Auschwitz and Africa: Remembering is Not Enough
In 1994, during what seems like a former life as a financial publisher, I found myself spending the best part of a month in Poland. One weekend I decided to visit Auschwitz and take in for myself what I had often seen through the TV screen. In part I was inspired to do this by a good Jewish friend whose grandparents had all died at the camp. The rest of my motivation was to see and understand, to comprehend the horror of victims and victimizers.
There were still enough reminders to make the visit sombre and a deeply felt experience. Many friends had no idea why I would do such a thing – I had no idea how anyone could not arm themselves with knowledge. The hardest experience for me was not entering the gas chambers where so many died and nor was it hearing the bubbly banter of a coachload of German schoolchildren as they completed the tour.

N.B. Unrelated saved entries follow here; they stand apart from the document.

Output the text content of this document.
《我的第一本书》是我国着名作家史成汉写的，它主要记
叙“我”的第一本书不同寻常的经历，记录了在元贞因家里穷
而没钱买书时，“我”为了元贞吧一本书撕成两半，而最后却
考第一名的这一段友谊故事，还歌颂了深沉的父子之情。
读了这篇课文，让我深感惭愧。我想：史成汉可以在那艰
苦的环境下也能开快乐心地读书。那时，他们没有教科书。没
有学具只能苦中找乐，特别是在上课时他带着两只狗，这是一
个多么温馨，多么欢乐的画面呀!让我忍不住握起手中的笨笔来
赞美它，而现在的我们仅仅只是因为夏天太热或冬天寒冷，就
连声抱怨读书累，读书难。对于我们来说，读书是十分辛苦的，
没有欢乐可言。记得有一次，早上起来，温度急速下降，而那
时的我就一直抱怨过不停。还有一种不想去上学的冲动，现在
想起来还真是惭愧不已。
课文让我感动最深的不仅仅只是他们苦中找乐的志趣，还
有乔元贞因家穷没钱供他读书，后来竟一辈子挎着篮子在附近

The hardest part was entering the long living shed which had been split all along one side by a glass partition. The other side of the glass was human hair from floor to ceiling, cut from victims. Blond, brown, black, some of it still in pigtails, the odd ribbon here and there, destined to be woven into coat linings. Standing next to the glass I could see the hair from the head of thousands of individuals, up close and personal. It looked like it had been swept from the hairdressers floor just that morning. Each lock, each strand, so obviously coming from an individual human being who had their own hopes, fears, celebrations and sadnesses. The whole room was an undying reminder of the uber-efficiency of the German killing machine.
On the way out of the camp there was a discreet sign that read something along the lines of ‘funded by the holocaust fund so we don’t forget and it doesn’t happen again’ – I am very heavily paraphrasing here. This was when my anger rose, and not at history but at the then present. At the time Bosnia was all over the television. Camps, mass murders, rapes, genocide. “It is happening again”, I thought, “remembering is not enough”.
It is always happening it seems, in one way or another. Today half the people in Africa will not have enough to eat. Tonnes of topsoil will be exported in the form of vegetables for Europeans to eat and flowers to grace their tables whilst they do so. Each one should come with a label that shows starving children on it and the worst effects of the desertification that will be rife in Africa within 50 years.
Remembering is not enough. Action is the only response that makes sense. If we are to live in a world where peace is the norm and hunger unknown we must take action now. It is not good enough to give a little crumb or two from the table, we must be Christlike and turn the table over.
We must change our whole way of being in the world or the world will change things for us. It is quite simply true that we live in a closed system, with limited resources and that the disproportionate use of resources, and over-use by largely white westerners, is causing Africa’s harm. These injustices are the fundamental recruiting ground for terrorists and where the untrammelled anger they carry grows. We can not escape the consequences of our actions or inaction however much we would like to.
Another 30,000 children will die needlessly today.